The army ‘snatch squads’ would create even more excitement and tension for all of us. The burning barricades kept the Army and police vehicles out of the estate most nights, so the Army changed tactics, sending in heavily armed snatch squads to pick up men they targeted as ring-leaders.
At first, the snatch squads were successful in picking up some men because of the speed of their unexpected raids. But soon after, IRA look-outs, mostly keen young teenagers, would be posted to shout whenever they saw a snatch squad preparing to make a dash against the republican lines.
‘Run, run, the fuckers are coming!’ a look-out would scream and the hundreds of people out on the streets would disperse, the IRA men racing away to safety, often sprinting through people’s homes whose doors had been deliberately left open for such an eventuality. As soon as the ring-leaders had darted through a house the doors would be closed, the republican leaders would be away and the Army squads thwarted once again.

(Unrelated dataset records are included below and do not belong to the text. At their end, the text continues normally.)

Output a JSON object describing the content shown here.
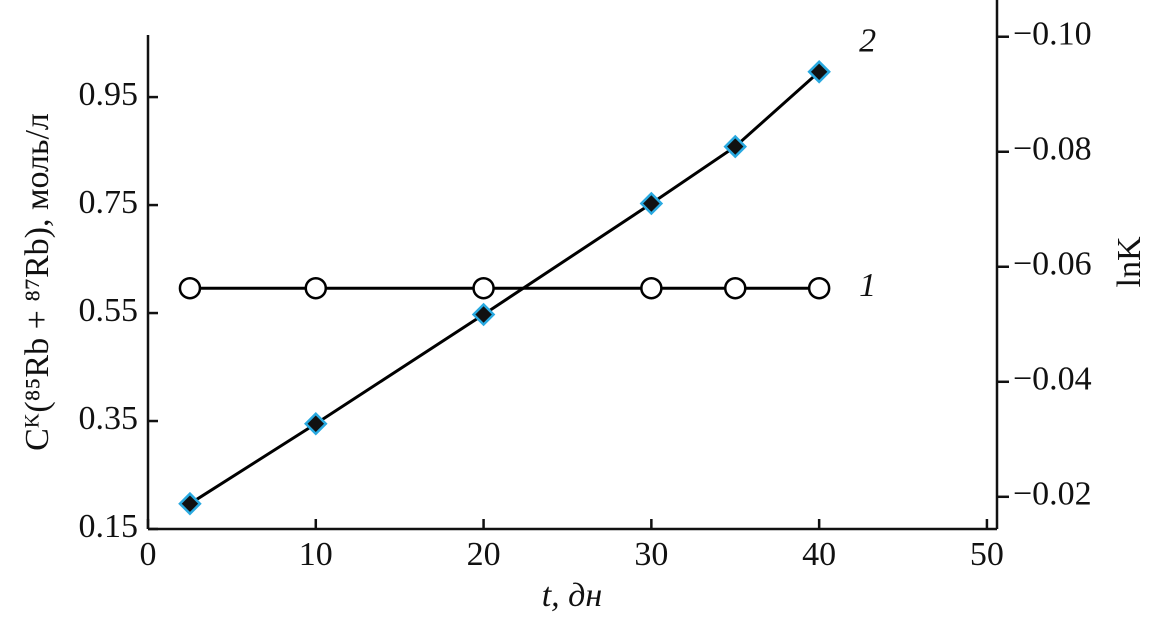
{
  "chart_data": {
    "type": "line",
    "xlabel": "t, дн",
    "ylabel": "Cᴷ(⁸⁵Rb + ⁸⁷Rb), моль/л",
    "y2label": "lnK",
    "x": [
      2.5,
      10,
      20,
      30,
      35,
      40
    ],
    "series": [
      {
        "name": "1",
        "color": "#000000",
        "marker": "circle",
        "axis": "y",
        "values": [
          0.596,
          0.596,
          0.596,
          0.596,
          0.596,
          0.596
        ]
      },
      {
        "name": "2",
        "color": "#000000",
        "marker": "diamond",
        "axis": "y2",
        "values": [
          -0.0188,
          -0.0327,
          -0.0517,
          -0.071,
          -0.0809,
          -0.0939
        ]
      }
    ],
    "xlim": [
      0,
      50.6
    ],
    "xticks": [
      0,
      10,
      20,
      30,
      40,
      50
    ],
    "ylim": [
      0.15,
      1.065
    ],
    "yticks": [
      0.15,
      0.35,
      0.55,
      0.75,
      0.95
    ],
    "y2lim": [
      -0.0144,
      -0.1003
    ],
    "y2ticks": [
      {
        "value": -0.02,
        "label": "−0.02"
      },
      {
        "value": -0.04,
        "label": "−0.04"
      },
      {
        "value": -0.06,
        "label": "−0.06"
      },
      {
        "value": -0.08,
        "label": "−0.08"
      },
      {
        "value": -0.1,
        "label": "−0.10"
      }
    ],
    "grid": false
  }
}
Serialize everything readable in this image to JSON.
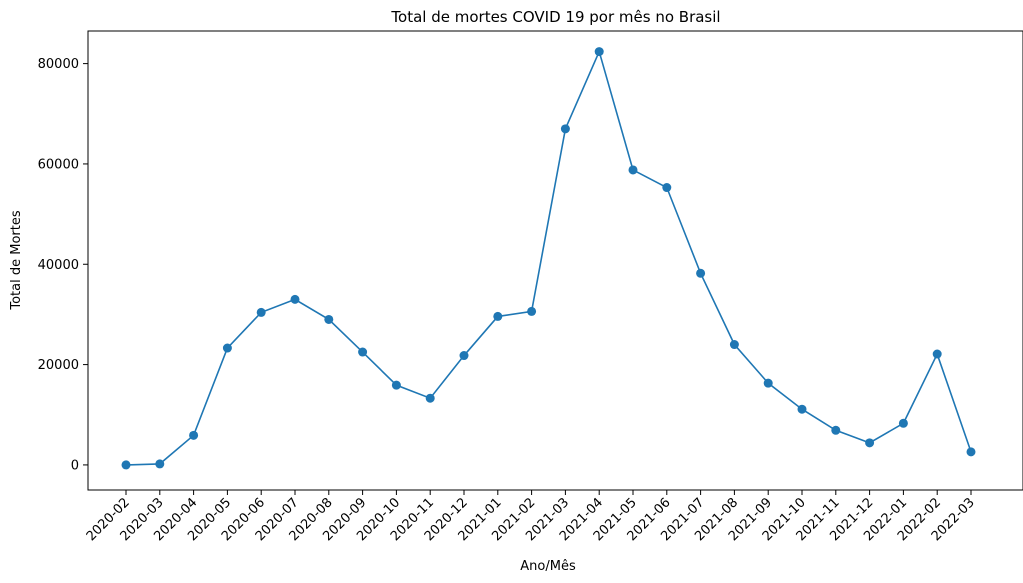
{
  "chart_data": {
    "type": "line",
    "title": "Total de mortes COVID 19 por mês no Brasil",
    "xlabel": "Ano/Mês",
    "ylabel": "Total de Mortes",
    "categories": [
      "2020-02",
      "2020-03",
      "2020-04",
      "2020-05",
      "2020-06",
      "2020-07",
      "2020-08",
      "2020-09",
      "2020-10",
      "2020-11",
      "2020-12",
      "2021-01",
      "2021-02",
      "2021-03",
      "2021-04",
      "2021-05",
      "2021-06",
      "2021-07",
      "2021-08",
      "2021-09",
      "2021-10",
      "2021-11",
      "2021-12",
      "2022-01",
      "2022-02",
      "2022-03"
    ],
    "values": [
      0,
      200,
      5900,
      23300,
      30400,
      33000,
      29000,
      22500,
      15900,
      13300,
      21800,
      29600,
      30600,
      67000,
      82400,
      58800,
      55300,
      38200,
      24000,
      16300,
      11100,
      6900,
      4400,
      8300,
      22100,
      2600
    ],
    "ylim": [
      -5000,
      86500
    ],
    "yticks": [
      0,
      20000,
      40000,
      60000,
      80000
    ],
    "ytick_labels": [
      "0",
      "20000",
      "40000",
      "60000",
      "80000"
    ],
    "grid": false,
    "line_color": "#1f77b4",
    "marker": "circle"
  }
}
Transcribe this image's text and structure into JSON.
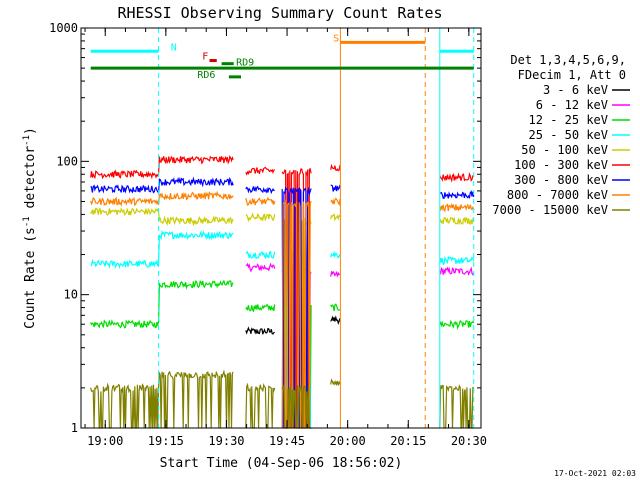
{
  "chart_data": {
    "type": "line",
    "title": "RHESSI Observing Summary Count Rates",
    "xlabel": "Start Time (04-Sep-06 18:56:02)",
    "ylabel_main": "Count Rate (s",
    "ylabel_sup1": "-1",
    "ylabel_mid": " detector",
    "ylabel_sup2": "-1",
    "ylabel_end": ")",
    "y_scale": "log",
    "ylim": [
      1,
      1000
    ],
    "xlim": [
      18.9,
      20.55
    ],
    "y_ticks": [
      {
        "value": 1,
        "label": "1"
      },
      {
        "value": 10,
        "label": "10"
      },
      {
        "value": 100,
        "label": "100"
      },
      {
        "value": 1000,
        "label": "1000"
      }
    ],
    "x_ticks": [
      {
        "value": 19.0,
        "label": "19:00"
      },
      {
        "value": 19.25,
        "label": "19:15"
      },
      {
        "value": 19.5,
        "label": "19:30"
      },
      {
        "value": 19.75,
        "label": "19:45"
      },
      {
        "value": 20.0,
        "label": "20:00"
      },
      {
        "value": 20.25,
        "label": "20:15"
      },
      {
        "value": 20.5,
        "label": "20:30"
      }
    ],
    "legend_header": [
      "Det 1,3,4,5,6,9,",
      "FDecim 1, Att 0"
    ],
    "legend_position": "right",
    "segments": [
      [
        18.94,
        19.53
      ],
      [
        19.58,
        19.7
      ],
      [
        19.73,
        19.85
      ],
      [
        19.93,
        19.97
      ],
      [
        20.38,
        20.52
      ]
    ],
    "series": [
      {
        "name": "3 - 6 keV",
        "color": "#000000",
        "values": [
          0,
          0,
          5.3,
          5.2,
          6.5,
          0
        ]
      },
      {
        "name": "6 - 12 keV",
        "color": "#ff00ff",
        "values": [
          0,
          0,
          16,
          15,
          14,
          15
        ]
      },
      {
        "name": "12 - 25 keV",
        "color": "#00dd00",
        "values": [
          6,
          12,
          8,
          8,
          8,
          6
        ]
      },
      {
        "name": "25 - 50 keV",
        "color": "#00ffff",
        "values": [
          17,
          28,
          20,
          20,
          20,
          18
        ]
      },
      {
        "name": "50 - 100 keV",
        "color": "#cccc00",
        "values": [
          42,
          36,
          38,
          36,
          38,
          36
        ]
      },
      {
        "name": "100 - 300 keV",
        "color": "#ff0000",
        "values": [
          80,
          103,
          85,
          83,
          90,
          76
        ]
      },
      {
        "name": "300 - 800 keV",
        "color": "#0000ff",
        "values": [
          62,
          70,
          62,
          60,
          63,
          56
        ]
      },
      {
        "name": "800 - 7000 keV",
        "color": "#ff8000",
        "values": [
          50,
          55,
          50,
          48,
          50,
          45
        ]
      },
      {
        "name": "7000 - 15000 keV",
        "color": "#808000",
        "values": [
          2,
          2.5,
          2,
          2,
          2.2,
          2
        ]
      }
    ],
    "flag_lines": [
      {
        "color": "#00ffff",
        "x1": 18.94,
        "x2": 19.22,
        "y": 670
      },
      {
        "color": "#00ffff",
        "x1": 20.38,
        "x2": 20.52,
        "y": 670
      },
      {
        "color": "#ff8000",
        "x1": 19.97,
        "x2": 20.32,
        "y": 780
      },
      {
        "color": "#008000",
        "x1": 18.94,
        "x2": 20.52,
        "y": 500
      },
      {
        "color": "#cc0000",
        "x1": 19.43,
        "x2": 19.46,
        "y": 570
      },
      {
        "color": "#008000",
        "x1": 19.48,
        "x2": 19.53,
        "y": 540
      },
      {
        "color": "#008000",
        "x1": 19.51,
        "x2": 19.56,
        "y": 430
      }
    ],
    "flag_labels": [
      {
        "text": "N",
        "color": "#00ffff",
        "x": 19.27,
        "y": 680
      },
      {
        "text": "S",
        "color": "#ff8000",
        "x": 19.94,
        "y": 790
      },
      {
        "text": "F",
        "color": "#cc0000",
        "x": 19.4,
        "y": 580
      },
      {
        "text": "RD9",
        "color": "#008000",
        "x": 19.54,
        "y": 525
      },
      {
        "text": "RD6",
        "color": "#008000",
        "x": 19.38,
        "y": 420
      }
    ],
    "vlines": [
      {
        "x": 19.22,
        "color": "#00ffff",
        "dashed": true
      },
      {
        "x": 20.38,
        "color": "#00ffff",
        "dashed": false
      },
      {
        "x": 20.52,
        "color": "#00ffff",
        "dashed": true
      },
      {
        "x": 19.97,
        "color": "#ff8000",
        "dashed": false
      },
      {
        "x": 20.32,
        "color": "#ff8000",
        "dashed": true
      }
    ]
  },
  "footer": {
    "timestamp": "17-Oct-2021 02:03"
  }
}
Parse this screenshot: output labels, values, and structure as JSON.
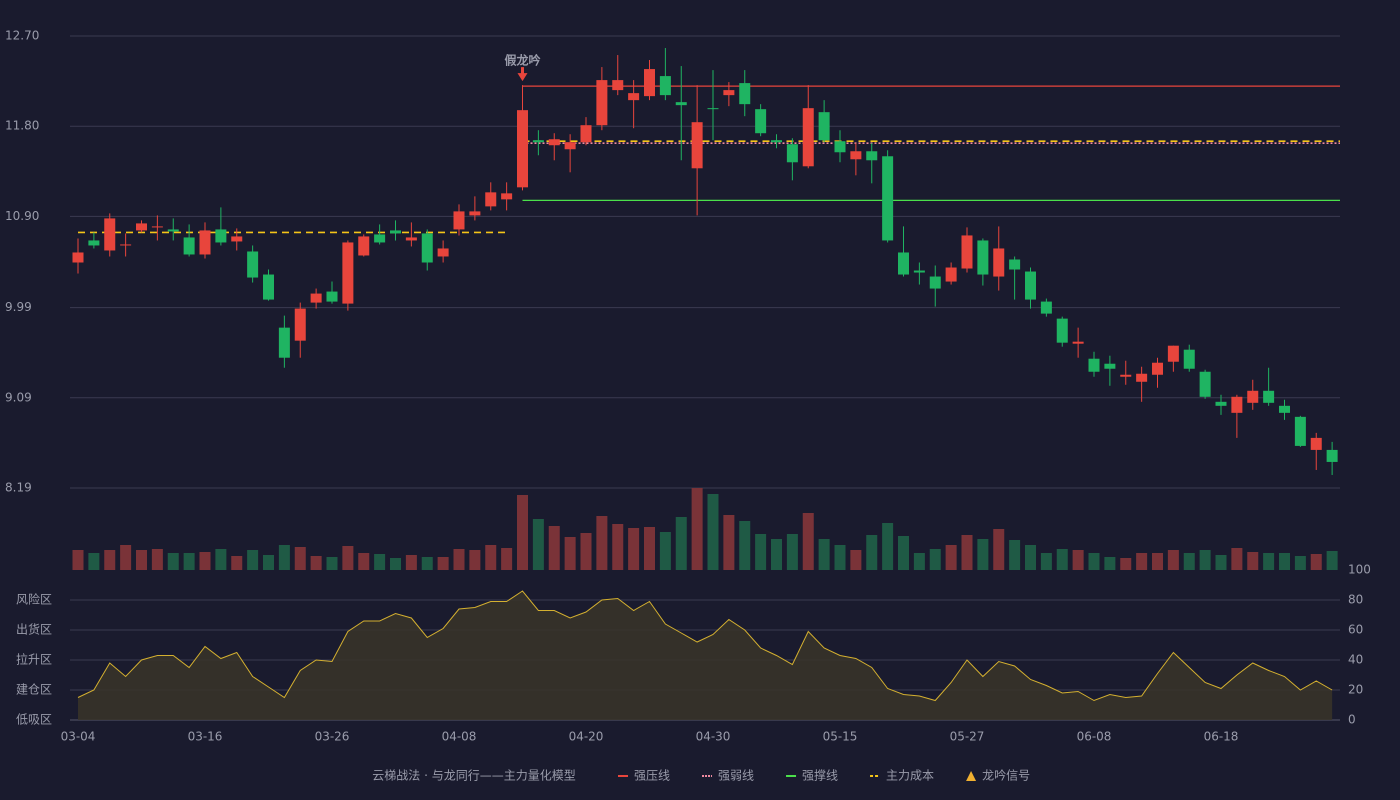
{
  "chart_data": [
    {
      "type": "candlestick",
      "title": "云梯战法 · 与龙同行——主力量化模型",
      "categories": [
        "03-04",
        null,
        null,
        null,
        null,
        null,
        null,
        null,
        "03-16",
        null,
        null,
        null,
        null,
        null,
        null,
        null,
        "03-26",
        null,
        null,
        null,
        null,
        null,
        null,
        null,
        "04-08",
        null,
        null,
        null,
        null,
        null,
        null,
        null,
        "04-20",
        null,
        null,
        null,
        null,
        null,
        null,
        null,
        "04-30",
        null,
        null,
        null,
        null,
        null,
        null,
        null,
        "05-15",
        null,
        null,
        null,
        null,
        null,
        null,
        null,
        "05-27",
        null,
        null,
        null,
        null,
        null,
        null,
        null,
        "06-08",
        null,
        null,
        null,
        null,
        null,
        null,
        null,
        "06-18",
        null,
        null,
        null,
        null,
        null,
        null,
        null
      ],
      "open": [
        10.44,
        10.66,
        10.56,
        10.61,
        10.76,
        10.79,
        10.77,
        10.69,
        10.52,
        10.77,
        10.65,
        10.55,
        10.32,
        9.79,
        9.66,
        10.04,
        10.15,
        10.03,
        10.51,
        10.72,
        10.76,
        10.66,
        10.73,
        10.5,
        10.77,
        10.91,
        11.0,
        11.07,
        11.19,
        11.66,
        11.61,
        11.57,
        11.64,
        11.81,
        12.16,
        12.06,
        12.1,
        12.3,
        12.04,
        11.38,
        11.98,
        12.11,
        12.23,
        11.97,
        11.66,
        11.62,
        11.4,
        11.94,
        11.65,
        11.47,
        11.55,
        11.5,
        10.54,
        10.36,
        10.3,
        10.25,
        10.38,
        10.66,
        10.3,
        10.47,
        10.35,
        10.05,
        9.88,
        9.63,
        9.48,
        9.43,
        9.3,
        9.25,
        9.32,
        9.45,
        9.57,
        9.35,
        9.05,
        8.94,
        9.04,
        9.16,
        9.01,
        8.9,
        8.57,
        8.57
      ],
      "close": [
        10.54,
        10.61,
        10.88,
        10.62,
        10.83,
        10.8,
        10.75,
        10.52,
        10.76,
        10.64,
        10.7,
        10.29,
        10.07,
        9.49,
        9.98,
        10.13,
        10.05,
        10.64,
        10.7,
        10.64,
        10.73,
        10.69,
        10.44,
        10.58,
        10.95,
        10.95,
        11.14,
        11.13,
        11.96,
        11.64,
        11.67,
        11.64,
        11.81,
        12.26,
        12.26,
        12.13,
        12.37,
        12.11,
        12.01,
        11.84,
        11.97,
        12.16,
        12.02,
        11.73,
        11.64,
        11.44,
        11.98,
        11.66,
        11.54,
        11.55,
        11.46,
        10.66,
        10.32,
        10.34,
        10.18,
        10.39,
        10.71,
        10.32,
        10.58,
        10.37,
        10.07,
        9.93,
        9.64,
        9.65,
        9.35,
        9.38,
        9.32,
        9.33,
        9.44,
        9.61,
        9.38,
        9.1,
        9.01,
        9.1,
        9.16,
        9.04,
        8.94,
        8.61,
        8.69,
        8.45
      ],
      "low": [
        10.33,
        10.58,
        10.5,
        10.5,
        10.74,
        10.66,
        10.66,
        10.5,
        10.48,
        10.61,
        10.56,
        10.24,
        10.06,
        9.39,
        9.49,
        9.98,
        10.03,
        9.96,
        10.5,
        10.62,
        10.66,
        10.6,
        10.36,
        10.44,
        10.71,
        10.86,
        10.96,
        10.96,
        11.16,
        11.51,
        11.46,
        11.34,
        11.61,
        11.76,
        12.11,
        11.78,
        12.06,
        12.06,
        11.46,
        10.91,
        11.66,
        12.0,
        11.9,
        11.7,
        11.58,
        11.26,
        11.38,
        11.64,
        11.44,
        11.31,
        11.23,
        10.64,
        10.3,
        10.22,
        10.0,
        10.22,
        10.34,
        10.21,
        10.16,
        10.07,
        9.98,
        9.9,
        9.6,
        9.49,
        9.3,
        9.21,
        9.22,
        9.05,
        9.19,
        9.35,
        9.35,
        9.08,
        8.92,
        8.69,
        8.97,
        9.01,
        8.87,
        8.6,
        8.37,
        8.32
      ],
      "high": [
        10.68,
        10.74,
        10.93,
        10.73,
        10.86,
        10.91,
        10.88,
        10.82,
        10.84,
        10.99,
        10.78,
        10.61,
        10.37,
        9.91,
        10.04,
        10.18,
        10.25,
        10.66,
        10.72,
        10.82,
        10.86,
        10.84,
        10.77,
        10.66,
        11.02,
        11.1,
        11.24,
        11.24,
        12.21,
        11.76,
        11.73,
        11.72,
        11.89,
        12.39,
        12.51,
        12.26,
        12.46,
        12.58,
        12.4,
        12.21,
        12.36,
        12.24,
        12.36,
        12.02,
        11.72,
        11.68,
        12.21,
        12.06,
        11.76,
        11.63,
        11.63,
        11.56,
        10.8,
        10.44,
        10.41,
        10.44,
        10.79,
        10.68,
        10.8,
        10.5,
        10.39,
        10.08,
        9.9,
        9.79,
        9.55,
        9.51,
        9.46,
        9.4,
        9.49,
        9.61,
        9.62,
        9.37,
        9.12,
        9.12,
        9.27,
        9.39,
        9.07,
        8.91,
        8.74,
        8.65
      ],
      "up_color": "#e8453c",
      "down_color": "#1fb462",
      "ylim": [
        8.19,
        12.7
      ],
      "yticks": [
        {
          "value": 12.7,
          "label": "12.70"
        },
        {
          "value": 11.8,
          "label": "11.80"
        },
        {
          "value": 10.9,
          "label": "10.90"
        },
        9.99,
        9.09,
        8.19
      ],
      "grid": true,
      "levels": [
        {
          "name": "强压线",
          "color": "#e8453c",
          "style": "solid",
          "segments": [
            {
              "from": 28,
              "to": 79,
              "value": 12.2
            }
          ]
        },
        {
          "name": "强弱线",
          "color": "#f08aa0",
          "style": "dotted",
          "segments": [
            {
              "from": 28,
              "to": 79,
              "value": 11.63
            }
          ]
        },
        {
          "name": "强撑线",
          "color": "#4be04b",
          "style": "solid",
          "segments": [
            {
              "from": 28,
              "to": 79,
              "value": 11.06
            }
          ]
        },
        {
          "name": "主力成本",
          "color": "#f5c518",
          "style": "dashed",
          "segments": [
            {
              "from": 0,
              "to": 27,
              "value": 10.74
            },
            {
              "from": 28,
              "to": 79,
              "value": 11.65
            }
          ]
        }
      ],
      "signal": {
        "name": "龙吟信号",
        "color": "#f0b030",
        "points": [
          {
            "index": 28,
            "label": "假龙吟"
          }
        ]
      }
    },
    {
      "type": "bar",
      "values": [
        20,
        17,
        20,
        25,
        20,
        21,
        17,
        17,
        18,
        21,
        14,
        20,
        15,
        25,
        23,
        14,
        13,
        24,
        17,
        16,
        12,
        15,
        13,
        13,
        21,
        20,
        25,
        22,
        75,
        51,
        44,
        33,
        37,
        54,
        46,
        42,
        43,
        38,
        53,
        82,
        76,
        55,
        49,
        36,
        31,
        36,
        57,
        31,
        25,
        20,
        35,
        47,
        34,
        17,
        21,
        25,
        35,
        31,
        41,
        30,
        25,
        17,
        21,
        20,
        17,
        13,
        12,
        17,
        17,
        20,
        17,
        20,
        15,
        22,
        18,
        17,
        17,
        14,
        16,
        19
      ],
      "up_color": "#7a3338",
      "down_color": "#1f5a45"
    },
    {
      "type": "area",
      "values": [
        15,
        20,
        38,
        29,
        40,
        43,
        43,
        35,
        49,
        41,
        45,
        29,
        22,
        15,
        33,
        40,
        39,
        59,
        66,
        66,
        71,
        68,
        55,
        61,
        74,
        75,
        79,
        79,
        86,
        73,
        73,
        68,
        72,
        80,
        81,
        73,
        79,
        64,
        58,
        52,
        57,
        67,
        60,
        48,
        43,
        37,
        59,
        48,
        43,
        41,
        35,
        21,
        17,
        16,
        13,
        25,
        40,
        29,
        39,
        36,
        27,
        23,
        18,
        19,
        13,
        17,
        15,
        16,
        31,
        45,
        35,
        25,
        21,
        30,
        38,
        33,
        29,
        20,
        26,
        20
      ],
      "color": "#d4b030",
      "ylim": [
        0,
        100
      ],
      "yticks": [
        0,
        20,
        40,
        60,
        80,
        100
      ],
      "tick_colors": [
        "#ff5050",
        "#ff5050",
        "#3fa0ff",
        "#e040e0",
        "#f0a020",
        "#2ecc40"
      ],
      "grid": true,
      "zones": [
        {
          "value": 80,
          "label": "风险区",
          "color": "#f0a020"
        },
        {
          "value": 60,
          "label": "出货区",
          "color": "#e040e0"
        },
        {
          "value": 40,
          "label": "拉升区",
          "color": "#3fa0ff"
        },
        {
          "value": 20,
          "label": "建仓区",
          "color": "#ff5050"
        },
        {
          "value": 0,
          "label": "低吸区",
          "color": "#ff5050"
        }
      ]
    }
  ]
}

On those occasions, we young lads would simply stand aside and watch as 20 or 30 heavily armed soldiers would rush past us chasing their intended victim. At such times, I wondered if I
dared try to trip a soldier, to send him sprawling but, because I feared the repercussions, I could never summon up enough courage to do so.
Sometimes, of course, the deadly serious business of rioting and arson would be tinged with humour, though these occasions were few and far between. Roy, a skinny teenager with freckles, would occasionally provide such a release from the intensity of the moment because he suffered from a stammer which became worse the more agitated he became. Without thinking, we gave him the job of look-out, waiting for the Army ‘Pigs’ (heavily armoured vehicles), to drive through the estate. For sport we would find vantage points where we could not be seen, but were close enough to the road for us to hurl milk bottles filled with white paint, in the hope of smashing them on the camouflaged vehicles. Roy would be stationed 50 yards away around a corner and his task would be to shout ‘Saracen’ at the top of his voice when he saw a convoy of Pigs driving towards us from the local RUC base.
Thirty minutes later we heard the familiar swoosh of Saracens racing past us at high speed and we had no time to leave our hiding place to throw our bottles. As we looked down at Roy we could see him pointing to the flying Saracens, still desperately trying to stammer out ‘Saracens’.
We gave him hell on that occasion for missing a golden opportunity and, for ever after, the wretched Roy was called ‘Saracen’ by all his school mates. Fifteen years later, his pals still call him Saracen, even though he has completely lost his stammer. The army Saracens became the focal point of our hate for these powerful vehicles, with strong steel grids on the front, would be used for smashing down road blocks we had built for our own defence. It didn’t matter whether these barricades were constructed of burning buses or trucks for the Saracens would crash into them at speed and, more often than not, would succeed in breaking through.